Dance & Performance

Dance & Performance

Nuria dances professionally, for pleasure, and in prayer. She has been dancing her whole life and began her choreographic career as a child directing friends at sleepovers. She engaged since childhood studying and cultivating the skill of sensing and moving with rhythms, for both healing and expression.

After taking dance classes at an early age she was introduced in high school to Contact Improvisation (CI) and Authentic Movement by Neige Christenson. Since then her main focus has been the study of improvisational, choreographic, and interactive movement forms including CI, contemporary dance, Afro-Brazilian movement arts, and Body Music.

Nuria's professional career began during a year off college in 1993-94, when she traveled to New York City. She studied with artists such as David Zambrano and Susan Klein, performed locally, and produced her first evening length choreographic work, Beneath the Skin. It was also in those years that she experienced her first dance-related injuries and consequently was introduced to Rolfing.

Nuria continued studying and training dance in New York and Philadelphia. She was particularly inspired by the work of artists like Renne Harris (Pure Movement), Ruth Zaporah (Action Theater), Doug Elkins, and Nancy Stark Smith.

After graduating from Bryn Mawr College in 1996 with a degree in Performance Studies, Nuria moved to Boulder, Colorado and became involved in capoeira. Relocating to the San Francisco Bay Area in 1997 marked a shift as Nuria delved deeper into Afro-Brazilian movement arts. She performed and studied with Conceicao Damasco and the group Corpo Santo led by Bira Almeida (Mestre Acordeon).

Nuria continued dancing professionally in the Bay Area and had the honor of working on productions with companies like Capacitor, Mystic Family Circus, and Dreamtime Circus. From 2006-2011, she co-directed the Burley Sisters choreographic collective, a burlesque group of about 15 women focusing on retelling the story of female sexuality through physical comedy and acrobatics. In 2007 Nuria began her involvement with Body Music, working with artists Keith Terry and Evie Ladin as part of the Slammin’ All Body Band, MoToR, and Corposonic. She has also worked on multiple productions with renowned choreographers Scott Wells and Kim Epifano. Other artists Nuria has worked within the Bay Area include C.K. Ladzepko (West African music and dance), Hiroko Tamano (Butoh), and Sam Stone and Rosemary Hannon (contemporary dance).

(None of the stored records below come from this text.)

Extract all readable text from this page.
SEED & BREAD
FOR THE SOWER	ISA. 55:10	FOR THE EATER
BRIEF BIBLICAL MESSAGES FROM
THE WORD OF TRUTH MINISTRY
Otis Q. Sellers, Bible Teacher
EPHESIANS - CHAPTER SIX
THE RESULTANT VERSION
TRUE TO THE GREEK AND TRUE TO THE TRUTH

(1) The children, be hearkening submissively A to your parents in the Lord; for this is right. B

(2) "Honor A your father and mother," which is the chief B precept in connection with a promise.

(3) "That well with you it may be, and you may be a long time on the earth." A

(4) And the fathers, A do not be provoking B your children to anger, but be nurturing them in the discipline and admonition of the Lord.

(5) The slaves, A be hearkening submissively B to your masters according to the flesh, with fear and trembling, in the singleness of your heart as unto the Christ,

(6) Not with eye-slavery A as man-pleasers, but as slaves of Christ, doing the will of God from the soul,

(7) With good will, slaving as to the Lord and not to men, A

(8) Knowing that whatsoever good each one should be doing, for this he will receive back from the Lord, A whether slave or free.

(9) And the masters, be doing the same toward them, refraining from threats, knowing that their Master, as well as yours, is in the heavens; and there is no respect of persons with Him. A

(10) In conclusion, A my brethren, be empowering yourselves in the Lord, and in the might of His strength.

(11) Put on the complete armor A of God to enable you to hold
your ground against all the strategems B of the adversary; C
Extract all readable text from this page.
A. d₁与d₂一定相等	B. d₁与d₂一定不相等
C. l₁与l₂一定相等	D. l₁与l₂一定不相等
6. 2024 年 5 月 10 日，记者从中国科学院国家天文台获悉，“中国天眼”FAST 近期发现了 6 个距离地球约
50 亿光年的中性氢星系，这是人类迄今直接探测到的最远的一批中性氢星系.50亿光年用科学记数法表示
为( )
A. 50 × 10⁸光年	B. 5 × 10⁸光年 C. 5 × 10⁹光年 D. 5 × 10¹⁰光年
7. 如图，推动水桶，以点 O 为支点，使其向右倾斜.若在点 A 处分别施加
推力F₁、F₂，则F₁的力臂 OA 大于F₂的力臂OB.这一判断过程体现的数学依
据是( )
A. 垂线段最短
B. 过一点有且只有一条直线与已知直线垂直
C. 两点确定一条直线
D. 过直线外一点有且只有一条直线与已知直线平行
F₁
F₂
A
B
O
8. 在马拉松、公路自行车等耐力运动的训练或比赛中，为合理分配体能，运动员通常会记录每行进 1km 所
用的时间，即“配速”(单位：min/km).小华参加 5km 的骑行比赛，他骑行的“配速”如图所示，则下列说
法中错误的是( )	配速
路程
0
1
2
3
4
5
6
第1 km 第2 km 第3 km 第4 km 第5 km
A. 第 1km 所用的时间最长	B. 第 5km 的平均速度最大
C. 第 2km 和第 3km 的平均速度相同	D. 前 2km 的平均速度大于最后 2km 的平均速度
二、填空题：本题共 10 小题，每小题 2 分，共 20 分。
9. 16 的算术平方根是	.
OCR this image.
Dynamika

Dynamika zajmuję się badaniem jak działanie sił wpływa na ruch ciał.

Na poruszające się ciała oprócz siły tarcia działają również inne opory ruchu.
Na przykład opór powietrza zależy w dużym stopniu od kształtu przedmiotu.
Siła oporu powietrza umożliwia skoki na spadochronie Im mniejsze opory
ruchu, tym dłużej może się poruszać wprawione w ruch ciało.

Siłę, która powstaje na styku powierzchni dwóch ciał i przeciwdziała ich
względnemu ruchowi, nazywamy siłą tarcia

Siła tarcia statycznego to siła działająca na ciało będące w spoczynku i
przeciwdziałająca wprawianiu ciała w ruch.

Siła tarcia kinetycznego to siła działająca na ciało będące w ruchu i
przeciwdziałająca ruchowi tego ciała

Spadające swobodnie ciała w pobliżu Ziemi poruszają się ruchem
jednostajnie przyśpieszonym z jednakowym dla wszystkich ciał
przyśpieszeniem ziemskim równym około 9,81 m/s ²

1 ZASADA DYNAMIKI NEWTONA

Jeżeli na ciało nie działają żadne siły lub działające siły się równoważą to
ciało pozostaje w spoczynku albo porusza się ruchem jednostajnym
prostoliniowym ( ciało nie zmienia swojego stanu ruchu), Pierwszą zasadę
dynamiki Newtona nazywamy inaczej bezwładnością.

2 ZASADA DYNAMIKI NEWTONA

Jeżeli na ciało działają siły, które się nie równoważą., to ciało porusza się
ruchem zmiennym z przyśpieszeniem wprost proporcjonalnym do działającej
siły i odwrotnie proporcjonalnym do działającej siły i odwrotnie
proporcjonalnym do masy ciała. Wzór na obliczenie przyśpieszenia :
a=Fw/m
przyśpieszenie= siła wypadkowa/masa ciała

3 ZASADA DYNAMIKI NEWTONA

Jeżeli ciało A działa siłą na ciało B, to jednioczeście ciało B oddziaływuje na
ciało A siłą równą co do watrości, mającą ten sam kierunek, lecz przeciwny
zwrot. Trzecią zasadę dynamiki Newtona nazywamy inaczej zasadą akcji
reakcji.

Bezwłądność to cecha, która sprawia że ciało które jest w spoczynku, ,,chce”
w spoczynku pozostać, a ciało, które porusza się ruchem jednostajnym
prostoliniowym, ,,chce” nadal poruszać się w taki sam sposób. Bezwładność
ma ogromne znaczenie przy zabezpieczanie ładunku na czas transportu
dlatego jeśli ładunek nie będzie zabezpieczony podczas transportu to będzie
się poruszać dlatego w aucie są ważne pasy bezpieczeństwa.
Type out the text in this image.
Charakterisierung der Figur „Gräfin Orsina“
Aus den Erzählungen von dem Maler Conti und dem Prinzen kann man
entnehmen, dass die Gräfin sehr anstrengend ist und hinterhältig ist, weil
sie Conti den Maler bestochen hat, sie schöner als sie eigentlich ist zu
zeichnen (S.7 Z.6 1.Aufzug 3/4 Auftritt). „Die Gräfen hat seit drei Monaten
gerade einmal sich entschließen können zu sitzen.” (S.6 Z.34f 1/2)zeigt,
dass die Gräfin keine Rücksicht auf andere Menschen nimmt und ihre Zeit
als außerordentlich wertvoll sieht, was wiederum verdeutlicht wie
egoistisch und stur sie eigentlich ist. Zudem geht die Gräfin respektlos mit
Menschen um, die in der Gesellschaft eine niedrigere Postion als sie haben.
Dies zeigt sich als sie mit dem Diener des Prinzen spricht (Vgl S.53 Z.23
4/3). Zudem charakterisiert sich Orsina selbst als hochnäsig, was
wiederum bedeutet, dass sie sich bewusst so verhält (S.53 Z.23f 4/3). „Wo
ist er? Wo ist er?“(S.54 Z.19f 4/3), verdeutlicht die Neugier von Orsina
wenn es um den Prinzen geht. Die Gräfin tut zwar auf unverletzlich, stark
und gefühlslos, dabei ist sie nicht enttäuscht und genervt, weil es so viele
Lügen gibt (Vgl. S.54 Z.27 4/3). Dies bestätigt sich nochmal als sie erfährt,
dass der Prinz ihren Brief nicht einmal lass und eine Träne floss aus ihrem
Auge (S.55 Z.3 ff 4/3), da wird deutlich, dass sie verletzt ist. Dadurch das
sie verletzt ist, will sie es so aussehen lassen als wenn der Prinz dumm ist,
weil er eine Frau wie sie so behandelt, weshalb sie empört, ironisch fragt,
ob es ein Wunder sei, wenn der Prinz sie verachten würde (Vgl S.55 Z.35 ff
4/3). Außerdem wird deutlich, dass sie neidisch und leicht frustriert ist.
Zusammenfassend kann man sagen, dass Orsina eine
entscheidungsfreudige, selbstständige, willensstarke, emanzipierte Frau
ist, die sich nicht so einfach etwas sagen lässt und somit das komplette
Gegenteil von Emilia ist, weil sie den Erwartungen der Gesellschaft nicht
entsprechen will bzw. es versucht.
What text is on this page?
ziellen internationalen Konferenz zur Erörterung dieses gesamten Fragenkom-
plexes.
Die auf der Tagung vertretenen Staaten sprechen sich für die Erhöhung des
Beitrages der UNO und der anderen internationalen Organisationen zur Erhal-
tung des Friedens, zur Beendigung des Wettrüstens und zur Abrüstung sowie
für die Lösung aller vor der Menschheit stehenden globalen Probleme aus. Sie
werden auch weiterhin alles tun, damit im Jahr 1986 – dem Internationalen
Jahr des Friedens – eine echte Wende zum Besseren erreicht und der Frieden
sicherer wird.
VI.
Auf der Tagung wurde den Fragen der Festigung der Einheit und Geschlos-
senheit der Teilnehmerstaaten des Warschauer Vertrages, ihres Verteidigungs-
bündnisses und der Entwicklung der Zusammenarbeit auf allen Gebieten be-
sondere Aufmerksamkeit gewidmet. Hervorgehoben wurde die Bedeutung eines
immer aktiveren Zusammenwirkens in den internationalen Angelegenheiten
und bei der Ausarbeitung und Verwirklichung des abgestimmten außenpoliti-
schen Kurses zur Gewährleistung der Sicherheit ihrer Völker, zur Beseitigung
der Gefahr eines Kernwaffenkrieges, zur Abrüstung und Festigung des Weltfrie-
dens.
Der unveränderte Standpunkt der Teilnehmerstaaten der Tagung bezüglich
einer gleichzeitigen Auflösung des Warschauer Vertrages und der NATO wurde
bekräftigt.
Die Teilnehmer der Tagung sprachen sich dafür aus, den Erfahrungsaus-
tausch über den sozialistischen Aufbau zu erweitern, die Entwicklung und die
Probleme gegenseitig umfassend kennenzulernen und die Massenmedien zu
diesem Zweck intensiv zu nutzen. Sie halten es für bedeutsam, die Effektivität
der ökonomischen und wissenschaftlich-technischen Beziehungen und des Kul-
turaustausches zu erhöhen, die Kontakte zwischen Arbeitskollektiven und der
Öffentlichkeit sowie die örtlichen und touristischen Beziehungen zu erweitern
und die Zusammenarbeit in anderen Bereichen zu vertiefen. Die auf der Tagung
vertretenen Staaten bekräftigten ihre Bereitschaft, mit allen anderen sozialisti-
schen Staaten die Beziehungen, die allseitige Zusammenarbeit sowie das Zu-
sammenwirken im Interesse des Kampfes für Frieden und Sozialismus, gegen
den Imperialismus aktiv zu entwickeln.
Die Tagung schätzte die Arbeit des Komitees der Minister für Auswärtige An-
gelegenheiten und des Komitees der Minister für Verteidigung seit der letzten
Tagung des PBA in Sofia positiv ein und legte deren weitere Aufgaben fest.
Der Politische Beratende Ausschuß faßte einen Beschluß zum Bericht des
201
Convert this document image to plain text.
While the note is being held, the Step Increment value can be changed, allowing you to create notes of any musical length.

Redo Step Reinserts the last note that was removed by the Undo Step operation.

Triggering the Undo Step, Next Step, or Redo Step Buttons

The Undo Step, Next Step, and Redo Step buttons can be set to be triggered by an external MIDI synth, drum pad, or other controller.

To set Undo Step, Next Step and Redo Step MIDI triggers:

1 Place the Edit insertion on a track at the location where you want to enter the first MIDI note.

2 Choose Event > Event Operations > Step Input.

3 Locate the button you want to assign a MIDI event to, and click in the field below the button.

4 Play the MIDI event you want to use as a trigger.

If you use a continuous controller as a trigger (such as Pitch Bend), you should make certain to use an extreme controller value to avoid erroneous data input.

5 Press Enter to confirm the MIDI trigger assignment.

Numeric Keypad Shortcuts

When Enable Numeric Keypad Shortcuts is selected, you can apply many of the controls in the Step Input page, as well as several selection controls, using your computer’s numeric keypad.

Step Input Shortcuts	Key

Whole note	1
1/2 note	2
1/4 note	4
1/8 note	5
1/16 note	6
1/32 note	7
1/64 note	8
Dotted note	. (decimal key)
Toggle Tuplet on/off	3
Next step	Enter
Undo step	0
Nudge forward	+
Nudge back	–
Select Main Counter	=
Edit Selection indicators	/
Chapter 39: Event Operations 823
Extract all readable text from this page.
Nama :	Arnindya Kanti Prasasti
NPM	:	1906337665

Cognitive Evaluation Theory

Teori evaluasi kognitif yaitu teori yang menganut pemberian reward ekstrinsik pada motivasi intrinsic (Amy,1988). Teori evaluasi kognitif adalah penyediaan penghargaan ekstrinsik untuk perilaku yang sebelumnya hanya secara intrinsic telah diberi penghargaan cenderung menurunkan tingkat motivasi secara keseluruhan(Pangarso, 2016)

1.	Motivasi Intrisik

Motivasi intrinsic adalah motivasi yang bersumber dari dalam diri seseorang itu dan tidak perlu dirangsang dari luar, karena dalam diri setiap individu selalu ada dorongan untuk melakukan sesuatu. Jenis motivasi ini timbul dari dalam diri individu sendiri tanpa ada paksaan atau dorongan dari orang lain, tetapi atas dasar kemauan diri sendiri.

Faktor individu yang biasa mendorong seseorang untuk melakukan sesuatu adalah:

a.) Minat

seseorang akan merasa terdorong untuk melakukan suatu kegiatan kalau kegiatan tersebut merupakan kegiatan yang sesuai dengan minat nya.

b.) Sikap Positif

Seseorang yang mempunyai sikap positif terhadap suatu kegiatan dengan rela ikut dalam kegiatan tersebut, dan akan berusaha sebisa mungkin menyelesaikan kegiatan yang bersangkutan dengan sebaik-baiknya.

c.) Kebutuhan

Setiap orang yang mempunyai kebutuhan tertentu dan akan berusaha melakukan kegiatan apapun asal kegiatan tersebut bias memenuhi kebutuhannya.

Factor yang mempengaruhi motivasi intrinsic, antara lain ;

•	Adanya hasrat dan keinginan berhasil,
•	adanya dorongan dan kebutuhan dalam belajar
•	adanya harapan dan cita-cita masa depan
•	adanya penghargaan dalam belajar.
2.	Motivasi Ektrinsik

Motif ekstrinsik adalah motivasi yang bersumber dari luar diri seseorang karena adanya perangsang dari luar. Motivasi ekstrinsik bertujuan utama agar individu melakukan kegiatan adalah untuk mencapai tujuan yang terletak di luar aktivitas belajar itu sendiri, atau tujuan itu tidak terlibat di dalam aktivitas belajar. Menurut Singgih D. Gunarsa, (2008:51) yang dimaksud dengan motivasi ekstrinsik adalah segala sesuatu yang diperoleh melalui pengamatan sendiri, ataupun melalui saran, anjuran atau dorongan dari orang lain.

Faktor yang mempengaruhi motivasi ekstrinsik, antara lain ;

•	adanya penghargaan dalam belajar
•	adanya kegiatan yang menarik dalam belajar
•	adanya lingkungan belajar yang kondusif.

Nuria’s movement art is deeply inspired by her teachers from the Axis Syllabus world: dancers Kira Kirsch, Frey Faust, and Francesca Pedullà.

Some of her main influences in the world of Contact Improvisation are Ray Chung, Kira Kirsch, Nita Little, and Keith Hennessy.

At the Field Center in Vermont where she is currently based, Nuria is focused on improvisational and spontaneous creation as an integral aspect of daily life.